7 thoughts on “How do you define beauty?”

  1. I sometimes suspect that Dostoevsky was a closet-atheist, who through his fiction mocked Christians by making his pious characters unbelievably saccharine.

    1. I don’t think he was any kind of atheist, although his Christianity was at times peculiar. But (please don’t tell anybody), I do agree with the saccharine bit. He also loved his prostitutes with a heart of gold, whom Tolstoy didn’t mind either. For Tolstoy such lapses of taste were rare; for Dostoyevsky, constant.

  2. As always, an enjoyable read.

    But I disagree. Art has been steadily progressing year by year in both painting and sculpture. Compare Bouveret’s Last Supper (1896) with Rothko’s Black on Grey (1970). Some will point out that Bouveret relied too much on chiaroscuro, something that cannot be said of Rothko’s large brush strokes of a single color. Much more pleasing to the eye. Or compare Michelangelo’s Pieta (1499) with the giant feces by the collective Gelatin (2018). The Pieta is out of touch with modern man. A God-Man? Who died for our sins? Out of touch. Everyone poops (as attested by the 1977 book of the same name). Everyone can relate to a sculpture of a giant turd. Progress.

    On a walking tour of Washington, D.C. in 1995, my friend and I realized we needed to stay clear of any museum that was not a rectangular prism – that is, the art museums.

  3. In the visual arts the efforts of artists like Picasso, Malevich and Mondrian had us rethink aesthetics while Duchamp simply reduced Art to perceptions with his ready-made urinal.

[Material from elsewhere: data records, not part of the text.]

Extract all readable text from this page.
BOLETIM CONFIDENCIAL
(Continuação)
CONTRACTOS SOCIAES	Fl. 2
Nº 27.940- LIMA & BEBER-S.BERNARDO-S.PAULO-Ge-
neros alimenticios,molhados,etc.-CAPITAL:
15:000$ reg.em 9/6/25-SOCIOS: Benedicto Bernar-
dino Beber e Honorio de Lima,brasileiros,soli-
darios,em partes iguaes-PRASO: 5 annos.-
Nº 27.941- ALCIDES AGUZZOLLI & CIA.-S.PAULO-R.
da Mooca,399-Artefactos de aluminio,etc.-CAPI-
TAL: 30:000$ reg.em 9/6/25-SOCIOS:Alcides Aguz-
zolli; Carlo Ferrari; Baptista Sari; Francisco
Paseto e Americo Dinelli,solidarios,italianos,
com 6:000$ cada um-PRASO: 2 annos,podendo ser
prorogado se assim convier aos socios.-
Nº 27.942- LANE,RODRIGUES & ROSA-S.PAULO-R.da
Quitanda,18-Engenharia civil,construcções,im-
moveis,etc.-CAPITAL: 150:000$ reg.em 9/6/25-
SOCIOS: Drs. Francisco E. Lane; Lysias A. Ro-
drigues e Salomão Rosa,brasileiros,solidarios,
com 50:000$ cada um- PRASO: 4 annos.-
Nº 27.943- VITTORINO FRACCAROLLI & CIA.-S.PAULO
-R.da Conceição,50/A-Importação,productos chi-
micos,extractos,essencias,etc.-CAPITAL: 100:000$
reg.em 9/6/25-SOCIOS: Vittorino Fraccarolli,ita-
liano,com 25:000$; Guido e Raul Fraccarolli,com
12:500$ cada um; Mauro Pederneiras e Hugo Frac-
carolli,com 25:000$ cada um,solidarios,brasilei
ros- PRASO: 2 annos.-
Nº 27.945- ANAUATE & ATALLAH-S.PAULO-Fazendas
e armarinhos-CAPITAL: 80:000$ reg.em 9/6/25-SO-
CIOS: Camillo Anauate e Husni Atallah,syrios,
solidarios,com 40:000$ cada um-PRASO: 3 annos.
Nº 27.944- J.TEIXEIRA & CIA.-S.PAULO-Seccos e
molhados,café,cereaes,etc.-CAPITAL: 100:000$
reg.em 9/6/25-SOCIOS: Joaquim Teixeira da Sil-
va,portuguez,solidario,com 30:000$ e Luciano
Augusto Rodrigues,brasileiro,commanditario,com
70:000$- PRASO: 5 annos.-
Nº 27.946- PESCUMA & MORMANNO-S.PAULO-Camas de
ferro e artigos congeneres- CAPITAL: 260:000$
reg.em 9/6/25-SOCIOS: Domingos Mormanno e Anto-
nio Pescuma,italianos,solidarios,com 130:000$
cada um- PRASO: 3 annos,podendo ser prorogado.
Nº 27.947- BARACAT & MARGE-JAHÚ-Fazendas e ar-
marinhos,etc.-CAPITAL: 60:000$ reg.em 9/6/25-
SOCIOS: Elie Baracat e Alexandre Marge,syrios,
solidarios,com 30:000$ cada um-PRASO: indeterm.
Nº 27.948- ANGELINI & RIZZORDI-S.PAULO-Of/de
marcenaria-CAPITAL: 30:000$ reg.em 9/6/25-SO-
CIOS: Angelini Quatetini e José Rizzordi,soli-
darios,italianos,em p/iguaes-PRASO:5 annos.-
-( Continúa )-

So, the 80’s post-modernists agreed that beauty is subjective; so aesthetics was redefined as the appreciation of line, shape colour and the various other art design elements and principals.
    So, ‘beauty’ is gone… but where does truth fit into it all? Ah! That is subjective too. We are just a cosmic accident that all gets burnt up with global catastrophes. It was all for nothing.
    No wonder I’m a Christian who has a brain and can see where mankind gets it wrong with their self-centeredness, pride and all the other leanings that take them off the “straight and narrow road”.

    1. From a materialist perspective, it is the Christian who is self centred, for he believes that the entire universe was made with him in mind.